About 80 percent of reported cancer cases are diagnosed when it is too late. In 2006, 65 percent of women who were diagnosed with cervical cancer died. The National Cancer Control Strategy 2011-2016 admits that cancer is the third as a leading cause of death after infectious and cardiovascular diseases.
The proportion of the overall disease burden in sub-Saharan Africa attributable to cancer is rising, and the region is predicted to have a greater than 85 percent increase in cancer burden by 2030. Experts now believe that there is a relationship between the increase in cancer cases and the persistence of infectious diseases associated with the risk of malignancies. It is estimated that infectious viral and bacterial agents cause around 2 million cancer cases each year, most of them in Africa.
The National Cancer Control Strategy is unambiguous about what action is needed; screening, early detection and treatment; efficient referral systems, prevention, control of infectious diseases linked to cancer, enhancing access to cancer treatment services, human capacity development. But what really is going on, beyond having a strategy?
In my view, the dominant perception among health policy officials in this country is that cancer is not a serious public health problem. This perception has a significant influence on public health policy and resource allocation. That is why Kenya has only two cancer machines, both of them located at Kenyatta National Hospital in the capital city of Nairobi.
When the Cabinet Secretary Michael Kamau received the first consignment of 4000 tones of rails for the Standard Gauge Railway in January 2015, he said the government would push China Road and Bridge Cooperation to complete the 609-kilometer line before the next general election in 2017. We have not seen such urgency and zeal in addressing the plight of Kenyans suffering from cancer.
Simeon Munda, the Chief Executive Officer of Kenyatta National Hospital (KNH), revealed that 1,300 cancer patients are on the waiting list, with appointments stretching as far as 2017. Tens of thousands more cancer patients could wait beyond 2017 to receive cancer treatment at KNH.
Cancer is an urgent public health issue, which demands immediate attention. Given that we have half decent population health records and that cancer is also linked with infectious diseases, my guess is that we are staring at a catastrophic epidemic.
Think about this. Bacteria that cause ulcers can cause stomach cancer. The parasite responsible for bilharzia can lead to bladder cancer. People infected with HIV have a substantially higher risk of some types of cancer. Three of these cancers, AIDS-defining malignancies are Kaposi sarcoma, cervical cancer and non-Hodgkin lymphoma. Moreover, people with HIV are five times more likely to be diagnosed with liver cancer.
We need national and county population-based cancer registries. This means that we must step up screening and diagnostic capacity at the county level. The registry system should be used to report on cancer incidence, cancer type, gender, age, socio-economic status, race/ethnicity, year of diagnosis, trends, survival and prevalence.

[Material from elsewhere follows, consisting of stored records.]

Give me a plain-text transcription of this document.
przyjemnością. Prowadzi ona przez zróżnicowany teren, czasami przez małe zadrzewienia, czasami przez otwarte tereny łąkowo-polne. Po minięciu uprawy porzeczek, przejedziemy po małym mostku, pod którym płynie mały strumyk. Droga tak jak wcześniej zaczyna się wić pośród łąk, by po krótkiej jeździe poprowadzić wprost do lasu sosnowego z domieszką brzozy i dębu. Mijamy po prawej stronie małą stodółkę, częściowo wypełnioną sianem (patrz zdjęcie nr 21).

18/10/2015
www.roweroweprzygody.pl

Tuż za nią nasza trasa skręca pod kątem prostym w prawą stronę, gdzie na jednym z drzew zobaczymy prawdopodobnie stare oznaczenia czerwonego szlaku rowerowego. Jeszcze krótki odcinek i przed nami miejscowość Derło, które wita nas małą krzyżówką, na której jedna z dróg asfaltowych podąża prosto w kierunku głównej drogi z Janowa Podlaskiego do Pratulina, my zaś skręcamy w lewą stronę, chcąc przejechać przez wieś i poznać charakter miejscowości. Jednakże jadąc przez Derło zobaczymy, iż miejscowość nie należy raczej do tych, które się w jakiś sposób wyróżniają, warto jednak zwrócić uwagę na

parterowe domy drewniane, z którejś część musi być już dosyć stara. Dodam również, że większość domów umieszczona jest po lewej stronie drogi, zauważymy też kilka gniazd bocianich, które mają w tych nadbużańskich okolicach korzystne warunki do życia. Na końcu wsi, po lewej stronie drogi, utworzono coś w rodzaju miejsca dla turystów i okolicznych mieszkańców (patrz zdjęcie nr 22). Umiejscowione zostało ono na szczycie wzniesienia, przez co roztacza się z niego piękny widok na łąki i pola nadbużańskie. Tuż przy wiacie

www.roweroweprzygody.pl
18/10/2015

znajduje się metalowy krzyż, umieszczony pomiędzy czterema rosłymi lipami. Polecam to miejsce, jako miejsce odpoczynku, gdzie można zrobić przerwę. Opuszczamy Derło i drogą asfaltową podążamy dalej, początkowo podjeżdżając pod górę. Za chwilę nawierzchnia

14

The data will be critical to supporting cancer research to understand the specific causes and developmental mechanisms of cancers that are prevalent in our society, and specific to socio-economic, infectious disease and genetic risk factors. The data will also help build public awareness and provide evidence for advocacy for funding as well as put pressure on the government to implement the National Cancer Control Strategy 2011-2016 before it expires.
The conversation about cancer must go beyond the outrage about the breakdown or shortage of radiation therapy devices. It must be about the strategies and action needed to build a health infrastructure, leveraging both public and private investments to cope with the double burden of infectious and non-communicable diseases.

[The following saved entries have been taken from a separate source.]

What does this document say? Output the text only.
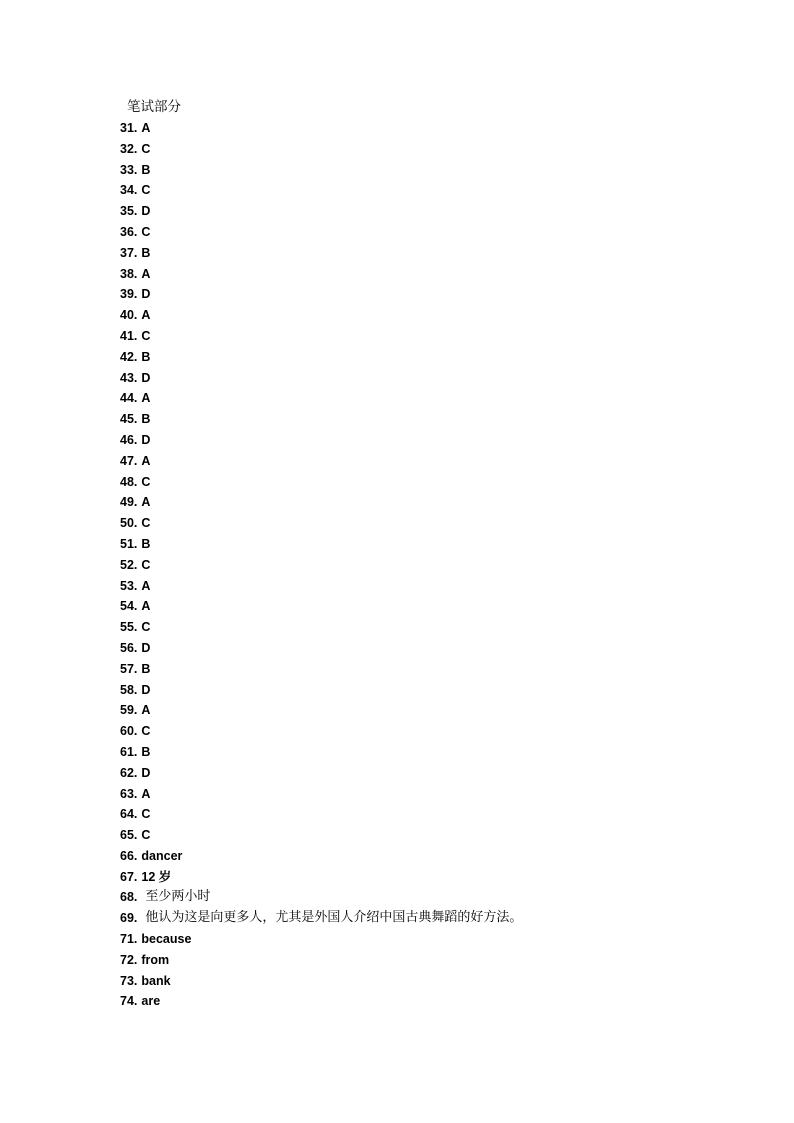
笔试部分
31. A
32. C
33. B
34. C
35. D
36. C
37. B
38. A
39. D
40. A
41. C
42. B
43. D
44. A
45. B
46. D
47. A
48. C
49. A
50. C
51. B
52. C
53. A
54. A
55. C
56. D
57. B
58. D
59. A
60. C
61. B
62. D
63. A
64. C
65. C
66. dancer
67. 12 岁
68. 至少两小时
69. 他认为这是向更多人，尤其是外国人介绍中国古典舞蹈的好方法。
71. because
72. from
73. bank
74. are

We must address the crippling shortage of healthcare personnel. Over 1,800 doctors and hundreds of nurses have resigned from the public sector since the management of health services was devolved to the counties.
Without enough doctors, nurses and community health workers the gains against infectious diseases will be reversed and we will certainly, not forestall the onslaught of cancer and other non-communicable diseases.